África, nuestro desafío
Entre todos la matamos y ella sola se murió. El viejo refrán castellano refleja plenamente la patética situación de ese espacio continental que llamamos África. Pobreza, explotación, hambre, sida, desgobierno, corrupción, guerras se suman en una afanosa acumulación que parece no tener límites ni fin. Y nosotros, vecinos euro-occidentales como aprovechados compañeros de viaje, cuando no coautores beneficiarios del desastre. Nos llueven las noticias sobre los muertos por hechos de guerra y por el hambre, los niños soldados son una realidad cotidiana como lo son las milicias privadas quizá superiores en efectivos a las fuerzas armadas regulares y en bastantes países se gasta más en armamento que en educación. Los sangrientos conflictos bélicos que sacuden el continente no responden sólo a antagonismos étnicos y tribales sino que con frecuencia tienen como razón de ser la codicia y la rapiña de los recursos naturales tan abundantes en el área africana. Pretender que el dramático conflicto de Darfur es consecuencia exclusiva o principal del antagonismo entre la élite musulmana y los cristianos de raíz africana es escamotear el papel que tiene la apropiación de las riquezas naturales de la zona, en especial el petróleo emergente. La colusión entre los señores de la guerra y las compañías extranjeras, europeas y americanas, es un hecho cotidiano y conocido, que el informe sobre Liberia de Global Witness, al que se refería Pere Rusiñol la semana pasada en este diario, ilustra con la denuncia de la ayuda prestada al expresidente Charles Taylor, por el Presidente de la Oriental Timber Company, para desestabilizar al régimen liberiano, recibiendo en pago el acceso al trafico de diamantes. Mientras los patronos del G-8 han repetido en Gleneagles las promesas de luchar contra la pobreza y de activar la solidaridad con el Sur, y más específicamente con África, que nos llevan haciendo hace ya más de 10 años, la miseria sigue devastando un continente que cuenta con la mayoría de los pobres del mundo.

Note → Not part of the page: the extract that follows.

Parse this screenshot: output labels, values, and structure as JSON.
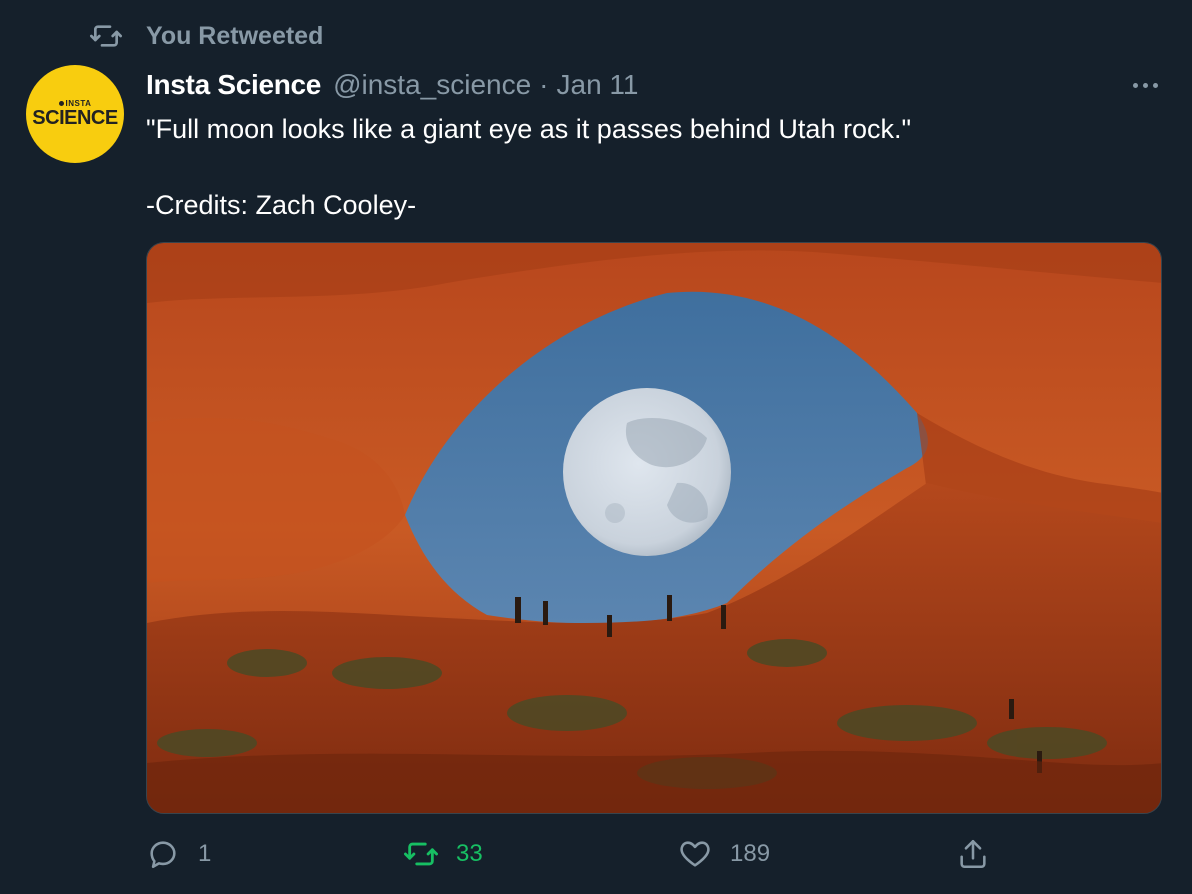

Y de esa la Comisión Europea, es cuanto menos corresponsable. Pues más allá de las intervenciones humanitarias y de las acciones de solidaridad son las determinaciones estructurales impuestas por ella las grandes responsables de la degradación que ha tenido lugar en los últimos 30 años. En 1975, Claude Cheysson impone la Convención de Lomé que suscriben 46 países, agrupados bajo la designación de países ACP (África, Caribe y Pacífico) que consagra las preferencias tarifarias unilaterales y adopta el sistema Stabex que asegura el producto de las exportaciones amenazado por la fluctuación internacional de precios. Cuatro años después se agrega un mecanismo análogo, conocido como Sysmin para los productos mineros que figura en la Convención de Lomé II suscrita por 58 países. Pero a partir de 1984, y de Lomé III, IV y IVbis al que se incorporarán 70 países, los contenidos de la Convención se modifican alineándose con las opciones neoliberales y adoptando las pautas del FMI primero y luego de la OMC cuando se crea esta. Raoul Marc Jennar (Le Monde Diplomatique, Febrero 2005) hace una convincente presentación de todo este proceso. En el analiza como la sustitución de Lomé por Cotonou supone sustituir la solidaridad por la competencia y en consecuencia clausurar las preferencias tarifarias no recíprocas y obligar a que los productos ACP tengan el mismo tratamiento que los europeos. Cotonou impone también las desregulaciones propuestas por la OMC, la liberalización de los servicios, las disposiciones del ADPIC sobre la propiedad intelectual y los ajustes estructurales del FMI. Todas estas disposiciones responden al primado de la ideología de la competencia creadora de riqueza y de progreso. Pero como ha reconocido el mismo Banco Mundial, el análisis de flujos de inversiones de los últimos 20 años no aporta la prueba de que la bilateralización de los acuerdos de inversión haya suscitado mayores inversiones. Señores del G-8: en lugar de las promesas y exhortaciones de siempre que nos han repetido, ¿cuándo se van a comprometer sus Estados a no vender más armas a África -ni a Estados ni a compañías- y a volver a instalarnos en los Convenios del tipo Lomé I o II?.